One of the most powerful images of God’s saving love for us is the story of the prodigal son. You have likely heard it, but the son goes to his father and asks for his inheritance early and he gets it and runs off and squanders it all, spending it on frivolous living and before long he has spent every last penny of it. It is all gone and the Bible says that the son becomes so desperate that he is living with pigs. One day, at rock bottom, he returns home to his father fully expecting to be rebuked, but his father does not scold him or ridicule him or shun him, but opens up his arms, embraces him and then throws a party that he has returned.
God could care less what your past looks like. He could care less what sins you have committed or what things you have committed. You are loved and if you will return to the one who created you, you will be received with open arms and God will rejoice. And you will walk into tomorrow and the rest of your lives with a companion that will never leave you or forsake you. Everything will not be perfect or fine or even easy . . . but you will never be alone . . . and when your life comes to an end . . . you will be by God’s side forever.
You don’t have to throw yourself at life’s obstacles any longer . . . you can simply say to God today . . . I give up, I know I can’t do this . . . I know I keep falling short . . . I know I can’t, but God I believe you can.
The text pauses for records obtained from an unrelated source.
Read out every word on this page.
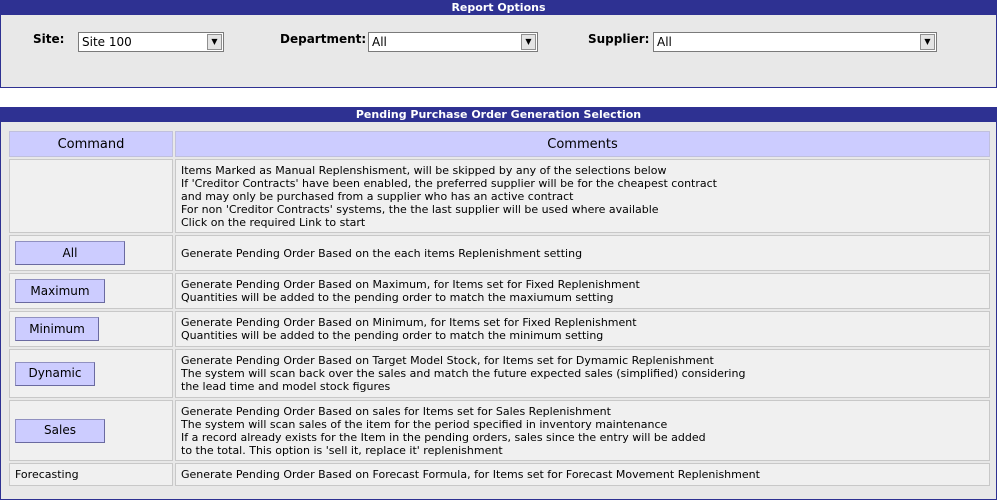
Report Options
Site:	Site 100	▼	Department: All	▼	Supplier: All	▼
Pending Purchase Order Generation Selection
Command	Comments

	Items Marked as Manual Replenshisment, will be skipped by any of the selections below
If 'Creditor Contracts' have been enabled, the preferred supplier will be for the cheapest contract
and may only be purchased from a supplier who has an active contract
For non 'Creditor Contracts' systems, the the last supplier will be used where available
Click on the required Link to start

All	Generate Pending Order Based on the each items Replenishment setting

Maximum	Generate Pending Order Based on Maximum, for Items set for Fixed Replenishment
Quantities will be added to the pending order to match the maxiumum setting

Minimum	Generate Pending Order Based on Minimum, for Items set for Fixed Replenishment
Quantities will be added to the pending order to match the minimum setting

Dynamic	Generate Pending Order Based on Target Model Stock, for Items set for Dymamic Replenishment
The system will scan back over the sales and match the future expected sales (simplified) considering
the lead time and model stock figures

Sales	Generate Pending Order Based on sales for Items set for Sales Replenishment
The system will scan sales of the item for the period specified in inventory maintenance
If a record already exists for the Item in the pending orders, sales since the entry will be added
to the total. This option is 'sell it, replace it' replenishment

Forecasting	Generate Pending Order Based on Forecast Formula, for Items set for Forecast Movement Replenishment
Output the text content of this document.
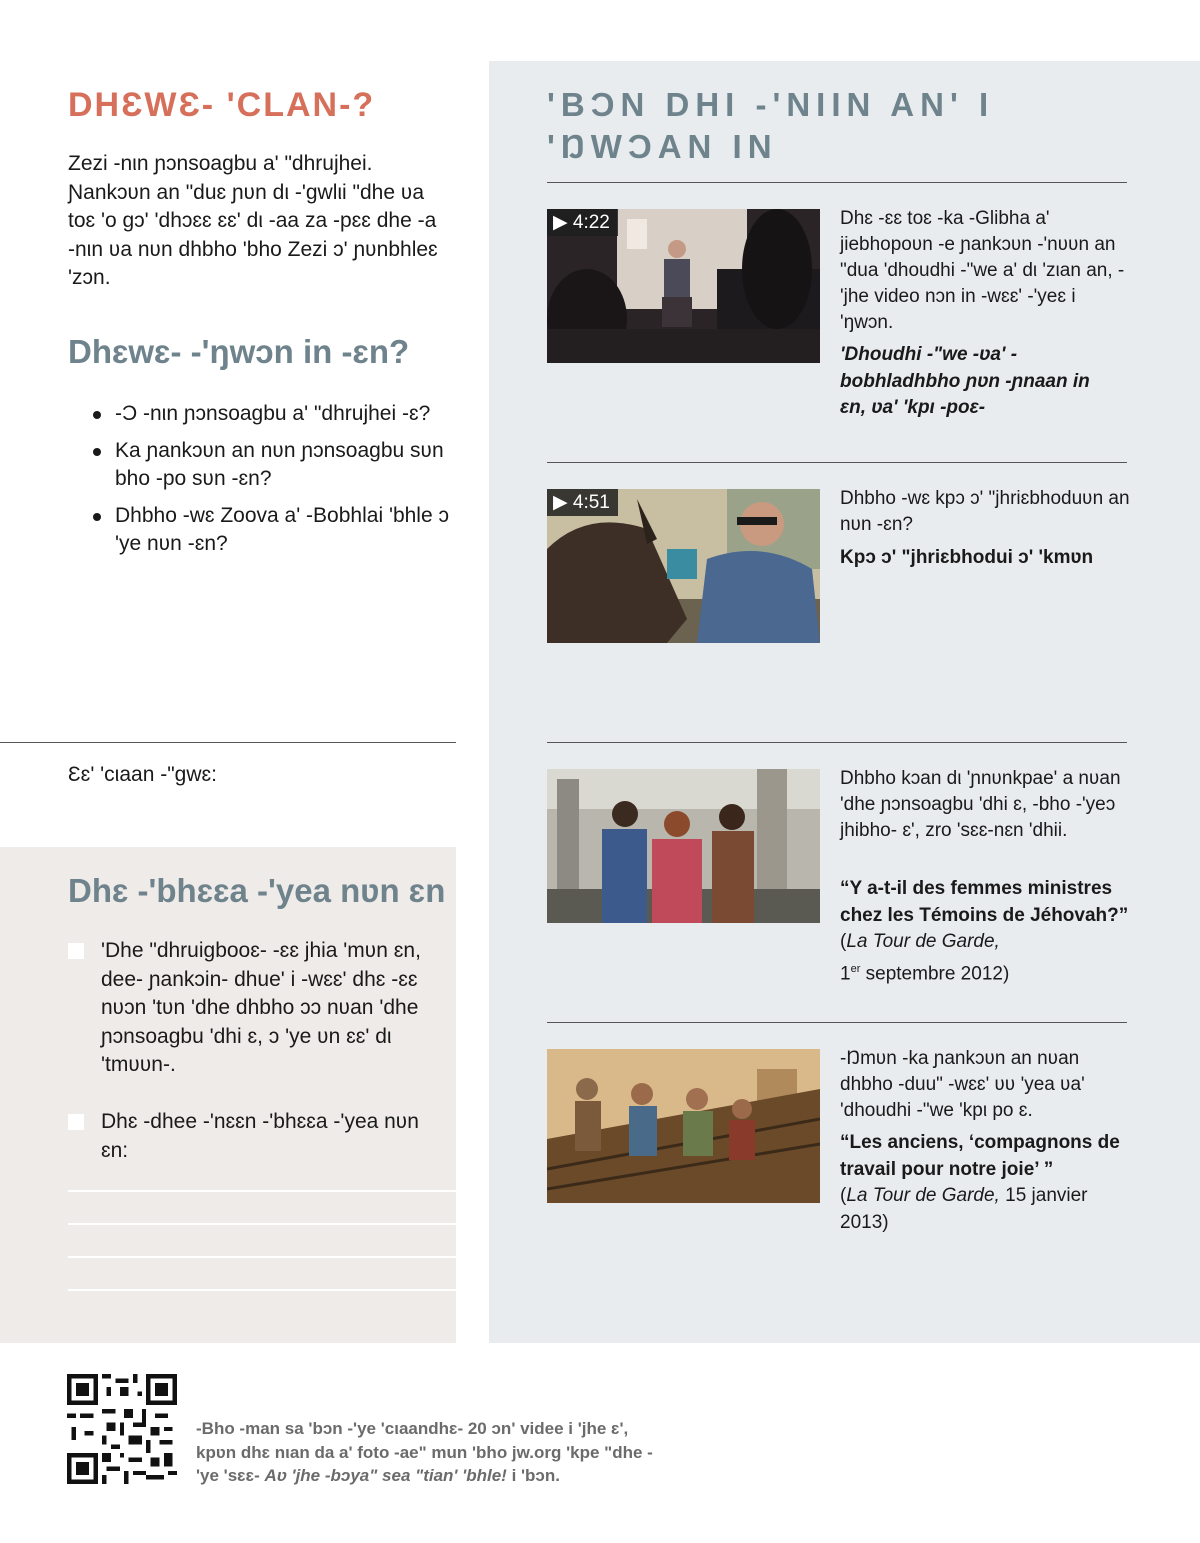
DHƐWƐ- 'CLAN-?

Zezi -nιn ɲɔnsoagbu a' "dhrujhei. Ɲankɔʋn an "duɛ ɲʋn dι -'gwlιi "dhe ʋa toɛ 'o gɔ' 'dhɔɛɛ ɛɛ' dι -aa za -pɛɛ dhe -a -nιn ʋa nʋn dhbho 'bho Zezi ɔ' ɲʋnbhleɛ 'zɔn.

Dhɛwɛ- -'ŋwɔn in -ɛn?
-Ɔ -nιn ɲɔnsoagbu a' "dhrujhei -ɛ?
Ka ɲankɔʋn an nʋn ɲɔnsoagbu sʋn bho -po sʋn -ɛn?
Dhbho -wɛ Zoova a' -Bobhlai 'bhle ɔ 'ye nʋn -ɛn?
Ɛɛ' 'cιaan -"gwɛ:
Dhɛ -'bhɛɛa -'yea nʋn ɛn
'Dhe "dhruigbooɛ- -ɛɛ jhia 'mʋn ɛn, dee- ɲankɔin- dhue' i -wɛɛ' dhɛ -ɛɛ nʋɔn 'tʋn 'dhe dhbho ɔɔ nʋan 'dhe ɲɔnsoagbu 'dhi ɛ, ɔ 'ye ʋn ɛɛ' dι 'tmʋʋn-.
Dhɛ -dhee -'nɛɛn -'bhɛɛa -'yea nʋn ɛn:
'BƆN DHƖ -'NƖƖN AN' I 'ŊWƆAN IN
▶ 4:22	Dhɛ -ɛɛ toɛ -ka -Glibha a' jiebhopoʋn -e ɲankɔʋn -'nʋʋn an "dua 'dhoudhi -"we a' dι 'zιan an, -'jhe video nɔn in -wɛɛ' -'yeɛ i 'ŋwɔn.

'Dhoudhi -"we -ʋa' -bobhladhbho ɲʋn -ɲnaan in ɛn, ʋa' 'kpι -poɛ-

▶ 4:51	Dhbho -wɛ kpɔ ɔ' "jhriɛbhoduʋn an nʋn -ɛn?

Kpɔ ɔ' "jhriɛbhodui ɔ' 'kmʋn

Dhbho kɔan dι 'ɲnʋnkpae' a nʋan 'dhe ɲɔnsoagbu 'dhi ɛ, -bho -'yeɔ jhibho- ɛ', zro 'sɛɛ-nɛn 'dhii.

“Y a-t-il des femmes ministres chez les Témoins de Jéhovah?” (La Tour de Garde,
1er septembre 2012)

-Ŋmʋn -ka ɲankɔʋn an nʋan dhbho -duu" -wɛɛ' ʋʋ 'yea ʋa' 'dhoudhi -"we 'kpι po ɛ.

“Les anciens, ‘compagnons de travail pour notre joie’ ”
(La Tour de Garde, 15 janvier 2013)

-Bho -man sa 'bɔn -'ye 'cιaandhɛ- 20 ɔn' videe i 'jhe ɛ', kpʋn dhɛ nιan da a' foto -ae" mun 'bho jw.org 'kpe "dhe -'ye 'sɛɛ- Aʋ 'jhe -bɔya" sea "tian' 'bhle! i 'bɔn.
I believe that Jesus Christ came for me and that on that cross he died with all my shortcomings, all my sins, all my failures . . . and 3 days later when he rose from the dead he defeated it all. And today I will follow the great rock mover . . . I will be his follower this afternoon and tomorrow and next week and every day of my life.
References consulted:
Hooker, Morna. The Gospel According to Mark. Peabody, MA: Hendrickson Publishers, Inc., 1991.
Lane, William L. The Gospel of Mark. Grand Rapids, MI: William B. Eerdmans Publishing Co., 1974.